The results, due out after the stock market closes Thursday, are a bellwether because Google runs the Web's largest search engine and most lucrative ad network.
Although it has expanded into other technology fields, Google still makes most of its money from online ads that are tied to search requests and the content on other Web pages.
Most of the ads only generate revenue if they are clicked on, making Google's financial performance a good way to gauge the mindset of consumers as they surf the Web.
Presumably, people aren't as likely to click on the ads if they aren't looking to buy something. And advertisers generally won't be willing to pay as much for the referrals unless they culminate in more sales.
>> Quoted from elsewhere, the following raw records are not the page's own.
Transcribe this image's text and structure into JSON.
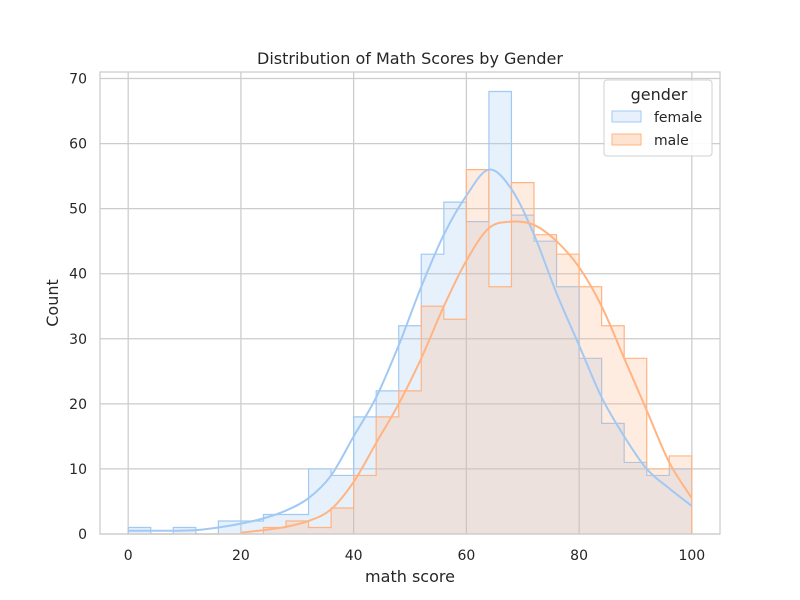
{
  "chart_data": {
    "type": "histogram",
    "title": "Distribution of Math Scores by Gender",
    "xlabel": "math score",
    "ylabel": "Count",
    "xlim": [
      -5,
      105
    ],
    "ylim": [
      0,
      71
    ],
    "xticks": [
      0,
      20,
      40,
      60,
      80,
      100
    ],
    "yticks": [
      0,
      10,
      20,
      30,
      40,
      50,
      60,
      70
    ],
    "grid": true,
    "legend_title": "gender",
    "legend_position": "top-right",
    "bin_edges": [
      0,
      4,
      8,
      12,
      16,
      20,
      24,
      28,
      32,
      36,
      40,
      44,
      48,
      52,
      56,
      60,
      64,
      68,
      72,
      76,
      80,
      84,
      88,
      92,
      96,
      100
    ],
    "series": [
      {
        "name": "female",
        "color": "#a1c9f4",
        "fill": "#e8f1fb",
        "counts": [
          1,
          0,
          1,
          0,
          2,
          2,
          3,
          3,
          10,
          9,
          18,
          22,
          32,
          43,
          51,
          48,
          68,
          49,
          45,
          38,
          27,
          17,
          11,
          9,
          10
        ],
        "kde": [
          [
            0,
            0.5
          ],
          [
            4,
            0.5
          ],
          [
            8,
            0.5
          ],
          [
            12,
            0.6
          ],
          [
            16,
            1.0
          ],
          [
            20,
            1.6
          ],
          [
            24,
            2.4
          ],
          [
            28,
            3.6
          ],
          [
            32,
            5.5
          ],
          [
            36,
            9
          ],
          [
            40,
            15
          ],
          [
            44,
            21
          ],
          [
            48,
            29
          ],
          [
            52,
            38
          ],
          [
            56,
            46
          ],
          [
            60,
            52
          ],
          [
            64,
            56
          ],
          [
            68,
            53
          ],
          [
            72,
            46
          ],
          [
            76,
            37
          ],
          [
            80,
            29
          ],
          [
            84,
            21
          ],
          [
            88,
            15
          ],
          [
            92,
            10
          ],
          [
            96,
            7
          ],
          [
            100,
            4.3
          ]
        ]
      },
      {
        "name": "male",
        "color": "#ffb482",
        "fill": "#fde3d0",
        "counts": [
          0,
          0,
          0,
          0,
          0,
          0,
          1,
          2,
          1,
          4,
          9,
          18,
          22,
          35,
          33,
          56,
          38,
          54,
          46,
          43,
          38,
          32,
          27,
          10,
          12
        ],
        "kde": [
          [
            20,
            0.2
          ],
          [
            24,
            0.6
          ],
          [
            28,
            1.1
          ],
          [
            32,
            2.0
          ],
          [
            36,
            3.8
          ],
          [
            40,
            8
          ],
          [
            44,
            14
          ],
          [
            48,
            20
          ],
          [
            52,
            27
          ],
          [
            56,
            35
          ],
          [
            60,
            42
          ],
          [
            64,
            47
          ],
          [
            68,
            48
          ],
          [
            72,
            47.5
          ],
          [
            76,
            45
          ],
          [
            80,
            41
          ],
          [
            84,
            35
          ],
          [
            88,
            27
          ],
          [
            92,
            19
          ],
          [
            96,
            11
          ],
          [
            100,
            5.5
          ]
        ]
      }
    ]
  }
}
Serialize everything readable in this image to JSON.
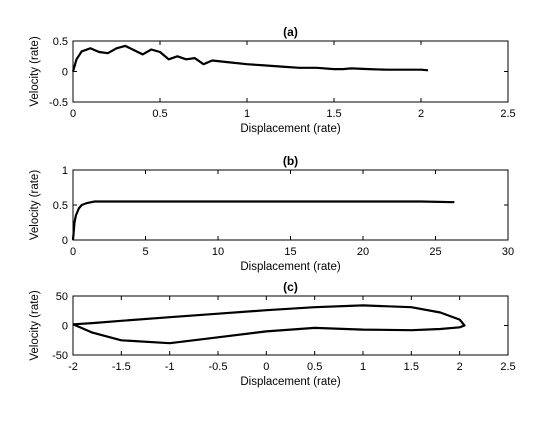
{
  "chart_data": [
    {
      "type": "line",
      "title": "(a)",
      "xlabel": "Displacement (rate)",
      "ylabel": "Velocity (rate)",
      "xlim": [
        0,
        2.5
      ],
      "ylim": [
        -0.5,
        0.5
      ],
      "xticks": [
        "0",
        "0.5",
        "1",
        "1.5",
        "2",
        "2.5"
      ],
      "yticks": [
        "-0.5",
        "0",
        "0.5"
      ],
      "grid": false,
      "color": "#000000",
      "series": [
        {
          "x": [
            0.0,
            0.02,
            0.05,
            0.1,
            0.15,
            0.2,
            0.25,
            0.3,
            0.35,
            0.4,
            0.45,
            0.5,
            0.55,
            0.6,
            0.65,
            0.7,
            0.75,
            0.8,
            0.9,
            1.0,
            1.1,
            1.2,
            1.3,
            1.4,
            1.5,
            1.55,
            1.6,
            1.7,
            1.8,
            1.9,
            2.0,
            2.04
          ],
          "y": [
            0.0,
            0.2,
            0.33,
            0.38,
            0.32,
            0.3,
            0.38,
            0.42,
            0.35,
            0.28,
            0.36,
            0.32,
            0.2,
            0.25,
            0.2,
            0.22,
            0.12,
            0.18,
            0.15,
            0.12,
            0.1,
            0.08,
            0.06,
            0.06,
            0.04,
            0.04,
            0.05,
            0.04,
            0.03,
            0.03,
            0.03,
            0.02
          ]
        }
      ]
    },
    {
      "type": "line",
      "title": "(b)",
      "xlabel": "Displacement (rate)",
      "ylabel": "Velocity (rate)",
      "xlim": [
        0,
        30
      ],
      "ylim": [
        0,
        1
      ],
      "xticks": [
        "0",
        "5",
        "10",
        "15",
        "20",
        "25",
        "30"
      ],
      "yticks": [
        "0",
        "0.5",
        "1"
      ],
      "grid": false,
      "color": "#000000",
      "series": [
        {
          "x": [
            0,
            0.1,
            0.2,
            0.4,
            0.6,
            1.0,
            1.5,
            2,
            3,
            5,
            8,
            10,
            12,
            15,
            18,
            20,
            22,
            24,
            26.3
          ],
          "y": [
            0,
            0.25,
            0.35,
            0.45,
            0.5,
            0.53,
            0.55,
            0.55,
            0.55,
            0.55,
            0.55,
            0.55,
            0.55,
            0.55,
            0.55,
            0.55,
            0.55,
            0.55,
            0.54
          ]
        }
      ]
    },
    {
      "type": "line",
      "title": "(c)",
      "xlabel": "Displacement (rate)",
      "ylabel": "Velocity (rate)",
      "xlim": [
        -2,
        2.5
      ],
      "ylim": [
        -50,
        50
      ],
      "xticks": [
        "-2",
        "-1.5",
        "-1",
        "-0.5",
        "0",
        "0.5",
        "1",
        "1.5",
        "2",
        "2.5"
      ],
      "yticks": [
        "-50",
        "0",
        "50"
      ],
      "grid": false,
      "color": "#000000",
      "series": [
        {
          "x": [
            -2.0,
            -1.8,
            -1.5,
            -1.0,
            -0.5,
            0.0,
            0.5,
            1.0,
            1.5,
            1.8,
            2.0,
            2.05,
            2.0,
            1.8,
            1.5,
            1.0,
            0.5,
            0.0,
            -0.5,
            -1.0,
            -1.5,
            -1.8,
            -2.0
          ],
          "y": [
            2,
            4,
            8,
            14,
            20,
            26,
            31,
            34,
            31,
            22,
            10,
            0,
            -3,
            -6,
            -8,
            -7,
            -4,
            -10,
            -20,
            -30,
            -25,
            -12,
            2
          ]
        }
      ]
    }
  ]
}
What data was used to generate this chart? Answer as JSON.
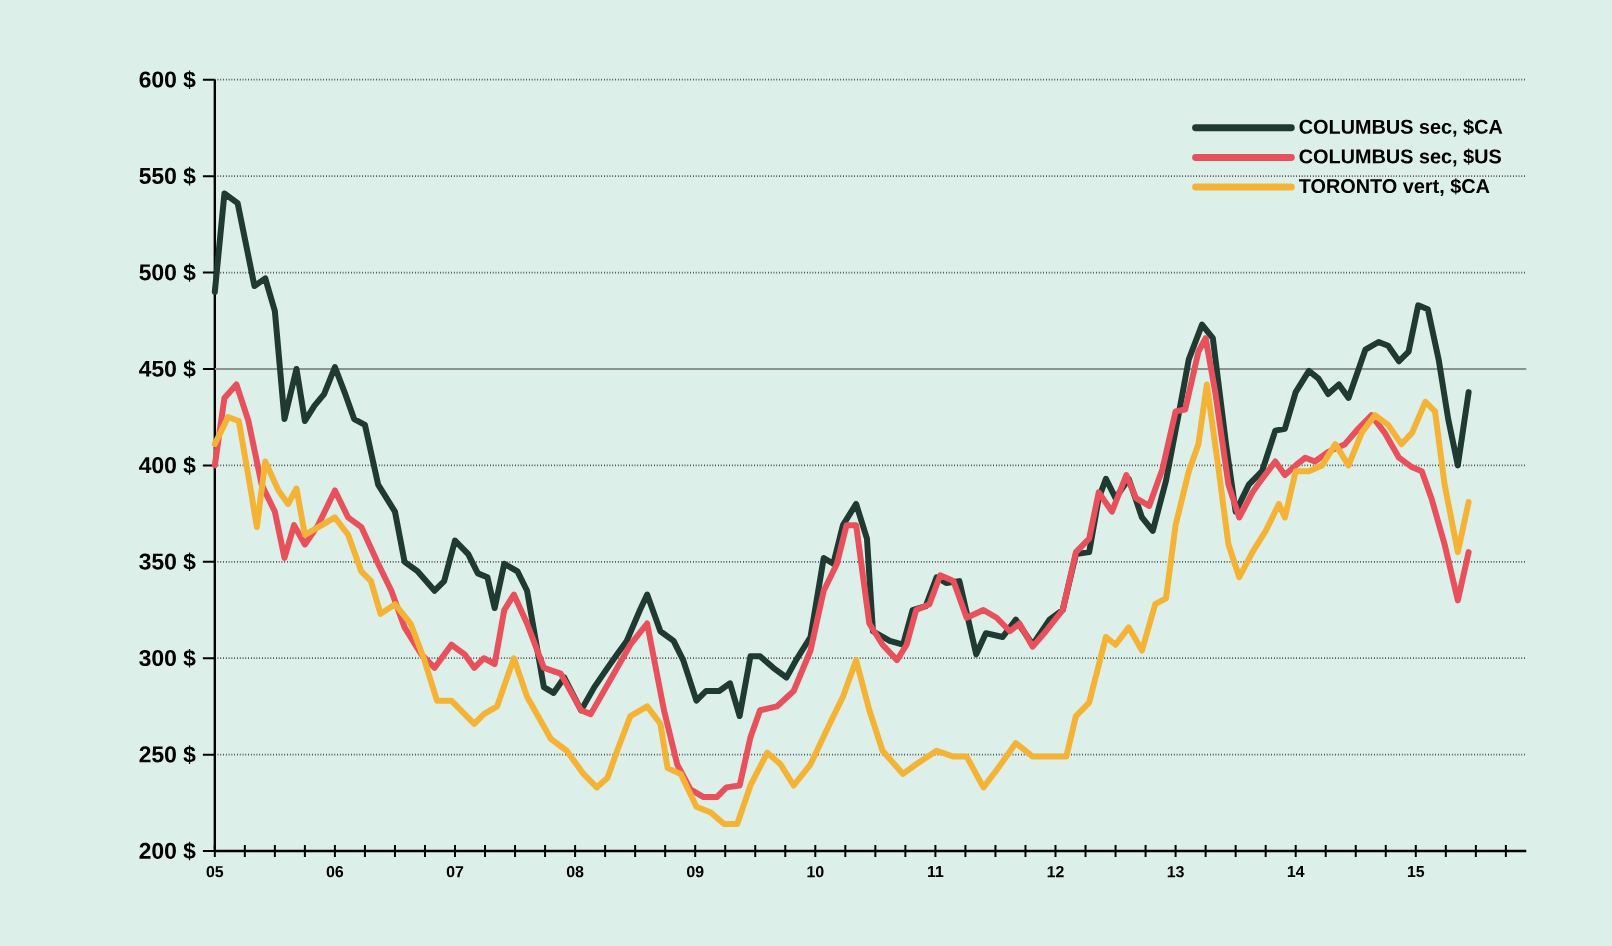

As the recession deepened, Google's revenue growth decelerated to the slowest pace since the Mountain View, Calif.-based company went public five years ago. In the second quarter, the company's ad sales rose by just 3 percent.
But Google Chief Executive Eric Schmidt has publicly said the worst of the slowdown is over, raising hopes that the Internet ad market is regaining some of its steam.
The optimism has lifted Google's stock to a succession of new 52-week highs this week. The shares closed Wednesday at $535.32, still well below their peak of nearly $750 reached in late 2007 but well above its 52-week low of $247.30.
Analysts surveyed by Thomson Reuters predict Google will earn $5.42 per share. Revenue is projected to be $4.24 billion after subtracting the commissions that Google pays its advertising partners.